Question: How can we reduce this figure in 2018 and in the future?

Amy Peden: The introduction of pool fencing legislation, education programs, and awareness campaigns such as Keep Watch have helped to reduce the number of toddler drowning deaths over the past 25 years. We need to continue to strengthen legislation, and educate parents and carers on water safety and drowning prevention initiatives.


Question: What is the main message you hope to share from this years Keep Watch campaign?

Amy Peden: Preventing accidental drowning requires multiple layers of protection. Active supervision is the best strategy for preventing child drowning. Parents and carers must give all of their attention, all of the time whenever children are around water. The majority of child drownings occur in the home environment so it's vital to fence pools and spas to prevent children gaining access if supervision should fail. Regularly check that your fence and gate are in working order, and never prop the gate open.


Question: At what age should children begin swimming lessons?

Amy Peden: Generally, most swim schools offer programs that commence from the age of 6 months focusing on water familiarisation with parent or carer involvement in the water. Independent participation with an instructor is usually around the age of 3 years. Royal Life Saving research found that children were stopping lessons before achieving essential swimming, lifesaving and water safety benchmarks. Starting swimming lessons from a young age is great, although it's important for children to continue with lessons regularly in order to retain and develop vital skills.


Question: What water awareness tips need to be taught to toddlers?

Amy Peden: Water safety tips for toddlers should be simple and clear, focusing on 'Never go into the water without an adult'. At the pool, they should be taught to wait until an adult is in the water and invites them to enter. At the toddler stage the focus should be building strong and competent foundation skills. Foundation skills should include breath control, floating, submersion, orientation, kicking, paddling, safe entry and exit. During lessons, flotation aids such as floaties or back bubbles should be avoided. Children need to experience their personal buoyancy and not become reliant on flotation aids. These can hinder progression and provide a false sense of security. Such aids may be used during playtime to increase confidence and independence but children must always be supervised regardless.


Question: How can parents increase safety around swimming pools?

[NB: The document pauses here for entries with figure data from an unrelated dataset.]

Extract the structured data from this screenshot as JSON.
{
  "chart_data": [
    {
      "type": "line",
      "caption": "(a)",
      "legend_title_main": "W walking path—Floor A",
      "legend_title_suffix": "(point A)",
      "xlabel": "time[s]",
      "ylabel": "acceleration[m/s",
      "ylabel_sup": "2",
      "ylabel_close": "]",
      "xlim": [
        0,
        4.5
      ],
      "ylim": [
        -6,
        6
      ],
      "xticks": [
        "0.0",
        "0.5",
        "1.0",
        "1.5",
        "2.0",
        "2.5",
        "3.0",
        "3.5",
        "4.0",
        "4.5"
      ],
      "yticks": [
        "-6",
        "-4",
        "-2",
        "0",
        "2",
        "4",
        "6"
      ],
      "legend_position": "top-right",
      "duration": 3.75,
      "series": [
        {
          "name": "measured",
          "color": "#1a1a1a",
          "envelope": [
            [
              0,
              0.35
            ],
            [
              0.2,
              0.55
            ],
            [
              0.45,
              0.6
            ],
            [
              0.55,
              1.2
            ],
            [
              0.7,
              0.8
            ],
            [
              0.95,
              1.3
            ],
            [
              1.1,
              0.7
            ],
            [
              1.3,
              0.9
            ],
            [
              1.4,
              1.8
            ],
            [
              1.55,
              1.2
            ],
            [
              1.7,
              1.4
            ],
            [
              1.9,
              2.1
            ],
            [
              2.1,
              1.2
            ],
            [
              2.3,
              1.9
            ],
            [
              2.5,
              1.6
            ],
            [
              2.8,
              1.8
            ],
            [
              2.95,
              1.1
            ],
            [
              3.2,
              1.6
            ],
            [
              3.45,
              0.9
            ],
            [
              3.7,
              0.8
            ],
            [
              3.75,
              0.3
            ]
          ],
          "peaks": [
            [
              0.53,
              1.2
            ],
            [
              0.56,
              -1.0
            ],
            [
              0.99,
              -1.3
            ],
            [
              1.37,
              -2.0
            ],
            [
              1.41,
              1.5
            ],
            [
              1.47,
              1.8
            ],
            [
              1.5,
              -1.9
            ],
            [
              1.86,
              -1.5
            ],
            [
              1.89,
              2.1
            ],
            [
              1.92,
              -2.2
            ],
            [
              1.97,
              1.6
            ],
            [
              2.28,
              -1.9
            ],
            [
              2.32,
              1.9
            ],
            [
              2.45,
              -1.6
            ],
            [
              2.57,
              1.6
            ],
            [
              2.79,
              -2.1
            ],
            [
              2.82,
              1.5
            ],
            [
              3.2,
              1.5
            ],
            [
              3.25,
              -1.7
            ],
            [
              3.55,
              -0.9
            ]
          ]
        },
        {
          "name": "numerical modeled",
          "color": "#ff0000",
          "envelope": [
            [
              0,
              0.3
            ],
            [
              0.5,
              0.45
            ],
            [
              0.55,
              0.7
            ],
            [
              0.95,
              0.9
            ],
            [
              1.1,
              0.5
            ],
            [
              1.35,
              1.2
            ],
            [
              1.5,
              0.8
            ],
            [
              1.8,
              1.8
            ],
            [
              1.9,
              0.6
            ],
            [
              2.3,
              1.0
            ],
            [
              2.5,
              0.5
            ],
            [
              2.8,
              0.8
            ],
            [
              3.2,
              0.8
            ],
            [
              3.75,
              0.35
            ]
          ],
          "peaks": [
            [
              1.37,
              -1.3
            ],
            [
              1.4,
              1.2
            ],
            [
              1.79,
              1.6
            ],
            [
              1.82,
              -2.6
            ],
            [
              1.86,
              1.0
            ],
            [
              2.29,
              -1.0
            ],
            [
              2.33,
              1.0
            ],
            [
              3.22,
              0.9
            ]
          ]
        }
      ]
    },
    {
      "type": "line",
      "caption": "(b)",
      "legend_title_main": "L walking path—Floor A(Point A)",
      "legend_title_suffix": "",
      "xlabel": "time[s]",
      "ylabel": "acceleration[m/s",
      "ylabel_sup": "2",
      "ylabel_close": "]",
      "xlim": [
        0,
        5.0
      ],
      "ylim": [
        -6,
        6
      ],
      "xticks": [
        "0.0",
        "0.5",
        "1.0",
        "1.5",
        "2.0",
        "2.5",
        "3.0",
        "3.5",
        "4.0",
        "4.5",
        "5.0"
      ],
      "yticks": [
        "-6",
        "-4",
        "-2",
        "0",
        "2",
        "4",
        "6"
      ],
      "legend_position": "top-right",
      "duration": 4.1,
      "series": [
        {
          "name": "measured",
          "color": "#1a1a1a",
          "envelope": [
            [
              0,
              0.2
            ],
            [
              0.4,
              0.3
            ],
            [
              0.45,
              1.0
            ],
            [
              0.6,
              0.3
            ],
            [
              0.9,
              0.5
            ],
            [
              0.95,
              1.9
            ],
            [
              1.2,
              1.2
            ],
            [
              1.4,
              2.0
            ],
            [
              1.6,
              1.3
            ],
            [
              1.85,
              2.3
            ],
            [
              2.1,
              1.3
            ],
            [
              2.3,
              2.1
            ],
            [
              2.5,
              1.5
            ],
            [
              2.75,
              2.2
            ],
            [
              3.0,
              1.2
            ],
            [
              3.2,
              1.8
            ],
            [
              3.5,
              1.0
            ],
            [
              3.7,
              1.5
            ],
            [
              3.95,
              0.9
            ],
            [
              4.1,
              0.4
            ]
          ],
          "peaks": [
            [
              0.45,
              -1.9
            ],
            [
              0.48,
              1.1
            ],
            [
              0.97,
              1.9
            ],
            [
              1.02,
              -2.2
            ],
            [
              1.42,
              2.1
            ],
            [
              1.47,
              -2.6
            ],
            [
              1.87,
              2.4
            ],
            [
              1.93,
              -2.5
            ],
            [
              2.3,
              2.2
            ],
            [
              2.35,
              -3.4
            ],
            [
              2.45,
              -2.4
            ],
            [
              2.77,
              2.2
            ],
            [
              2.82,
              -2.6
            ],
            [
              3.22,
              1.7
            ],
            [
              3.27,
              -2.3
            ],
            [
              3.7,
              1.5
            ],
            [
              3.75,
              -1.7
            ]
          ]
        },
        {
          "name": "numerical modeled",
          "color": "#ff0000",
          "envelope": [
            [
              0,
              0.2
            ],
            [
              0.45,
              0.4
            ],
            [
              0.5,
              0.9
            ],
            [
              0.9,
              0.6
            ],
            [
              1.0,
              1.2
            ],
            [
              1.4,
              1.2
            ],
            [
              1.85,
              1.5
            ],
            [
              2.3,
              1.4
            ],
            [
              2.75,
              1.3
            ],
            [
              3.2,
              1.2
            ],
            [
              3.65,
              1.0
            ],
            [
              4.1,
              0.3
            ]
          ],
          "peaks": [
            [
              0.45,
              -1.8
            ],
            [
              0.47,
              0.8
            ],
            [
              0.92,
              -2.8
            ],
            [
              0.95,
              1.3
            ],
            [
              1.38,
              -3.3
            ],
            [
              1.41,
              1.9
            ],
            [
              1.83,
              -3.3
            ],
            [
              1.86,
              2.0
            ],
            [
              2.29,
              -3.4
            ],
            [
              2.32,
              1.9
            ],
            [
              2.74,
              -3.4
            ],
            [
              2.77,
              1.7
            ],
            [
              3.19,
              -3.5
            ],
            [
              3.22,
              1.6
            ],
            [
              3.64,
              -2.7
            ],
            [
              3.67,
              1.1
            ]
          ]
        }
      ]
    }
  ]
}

Amy Peden: Swimming pools are the leading location for drowning deaths among young children in Australia. Faulty or propped open gates are the primary risk factors in home pool drowning deaths of young children. You can't be complacent. Regularly check that your pool fence and gate are in working order, and keep them maintained. You can download Royal Life Saving's Home Pool Safety Checklist to conduct a self-assessment. Actively supervise children whenever they are around pools, have a designated supervisor if you're in a group, and never leave older children in charge of younger children.